As far as subjects’ status before starting treatment, 73 percent had been abusing drugs to such a degree that they were dependent on them. About 25 percent of the subjects had been multiple-drug users. Some 63 percent had also had a mental or behavioral disorder of some kind, such as a conduct disorder, depressive disorder, attention-deficit/hyperactivity disorder, an overanxious disorder, or panic disorder, and 67 percent of subjects had also engaged in criminal activity, which may or may not have resulted in arrests.

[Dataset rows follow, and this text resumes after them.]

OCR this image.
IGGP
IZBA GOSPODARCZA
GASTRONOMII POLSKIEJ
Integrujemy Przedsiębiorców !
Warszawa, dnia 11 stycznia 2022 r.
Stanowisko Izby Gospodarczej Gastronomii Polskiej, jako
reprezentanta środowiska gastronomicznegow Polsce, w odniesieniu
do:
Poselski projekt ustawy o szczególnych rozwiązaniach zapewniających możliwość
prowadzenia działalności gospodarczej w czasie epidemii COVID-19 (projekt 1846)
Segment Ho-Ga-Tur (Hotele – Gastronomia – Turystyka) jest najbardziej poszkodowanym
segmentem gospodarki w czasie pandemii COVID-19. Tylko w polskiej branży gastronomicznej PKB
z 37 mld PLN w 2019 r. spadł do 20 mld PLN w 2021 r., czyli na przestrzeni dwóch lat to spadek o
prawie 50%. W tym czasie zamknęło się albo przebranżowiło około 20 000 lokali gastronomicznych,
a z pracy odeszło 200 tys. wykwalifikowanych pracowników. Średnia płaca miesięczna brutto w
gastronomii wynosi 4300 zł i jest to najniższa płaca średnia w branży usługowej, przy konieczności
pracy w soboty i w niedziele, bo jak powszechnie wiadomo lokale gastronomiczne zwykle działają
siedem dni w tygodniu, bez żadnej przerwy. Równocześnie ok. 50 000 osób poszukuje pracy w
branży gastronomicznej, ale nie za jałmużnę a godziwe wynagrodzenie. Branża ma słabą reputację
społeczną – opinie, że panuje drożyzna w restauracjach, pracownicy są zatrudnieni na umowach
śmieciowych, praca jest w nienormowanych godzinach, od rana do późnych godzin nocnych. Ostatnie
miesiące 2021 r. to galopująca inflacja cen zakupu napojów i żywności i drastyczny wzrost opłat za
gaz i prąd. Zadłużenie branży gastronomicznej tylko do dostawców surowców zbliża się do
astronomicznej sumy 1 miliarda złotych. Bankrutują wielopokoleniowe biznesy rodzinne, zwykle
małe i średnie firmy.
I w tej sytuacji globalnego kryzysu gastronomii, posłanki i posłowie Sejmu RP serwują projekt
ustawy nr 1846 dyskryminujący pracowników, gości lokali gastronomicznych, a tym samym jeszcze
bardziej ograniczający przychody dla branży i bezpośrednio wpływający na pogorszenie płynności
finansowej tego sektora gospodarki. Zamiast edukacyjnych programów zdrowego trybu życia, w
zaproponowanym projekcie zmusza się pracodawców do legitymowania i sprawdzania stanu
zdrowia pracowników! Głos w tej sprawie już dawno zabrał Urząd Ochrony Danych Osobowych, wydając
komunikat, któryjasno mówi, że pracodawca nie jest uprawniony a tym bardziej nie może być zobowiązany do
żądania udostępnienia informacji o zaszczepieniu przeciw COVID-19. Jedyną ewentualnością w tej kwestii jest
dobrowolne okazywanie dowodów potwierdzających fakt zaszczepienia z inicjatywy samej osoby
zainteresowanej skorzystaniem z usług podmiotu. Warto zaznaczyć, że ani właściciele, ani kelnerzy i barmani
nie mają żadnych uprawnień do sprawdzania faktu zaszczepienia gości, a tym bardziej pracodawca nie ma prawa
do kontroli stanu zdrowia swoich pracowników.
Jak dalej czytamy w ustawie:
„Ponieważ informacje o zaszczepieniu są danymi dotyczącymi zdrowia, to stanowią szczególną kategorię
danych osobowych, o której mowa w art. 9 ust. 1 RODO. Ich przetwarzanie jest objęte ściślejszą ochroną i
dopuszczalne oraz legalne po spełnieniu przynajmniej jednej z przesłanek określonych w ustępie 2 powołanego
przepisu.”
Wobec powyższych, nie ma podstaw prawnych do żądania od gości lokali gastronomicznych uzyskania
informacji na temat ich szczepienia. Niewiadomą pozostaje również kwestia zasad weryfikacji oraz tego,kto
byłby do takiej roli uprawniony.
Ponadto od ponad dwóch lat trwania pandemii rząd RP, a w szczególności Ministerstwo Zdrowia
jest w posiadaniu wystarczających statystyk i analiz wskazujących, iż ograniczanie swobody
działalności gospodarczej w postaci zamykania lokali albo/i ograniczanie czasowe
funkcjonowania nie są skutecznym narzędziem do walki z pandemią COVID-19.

Overall, subjects significantly reduced their drug use in the year after treatment compared with the year before it, the investigators found. For example, weekly or more-frequent marijuana use dropped from 80 percent to 44 percent; heavy drinking, which the researchers defined as five or more drinks in a single sitting a least once a week, declined from 34 percent to 20 percent, and any use of other illicit drugs, including cocaine and hallucinogens, decreased from 48 percent to 42 percent

Subjects also experienced more positive psychological states after treatment than before, and participation in illegal acts decreased from 76 percent in the year before treatment to 53 percent in the year after. These improvements were observed across the three types of treatment programs.

As might be anticipated, longer treatment appeared to lead to more favorable outcomes than shorter treatment did, although treatment time was generally short—three-fourths of subjects received it for less than three months. The results did not reveal the minimum length of treatment necessary to obtain positive results.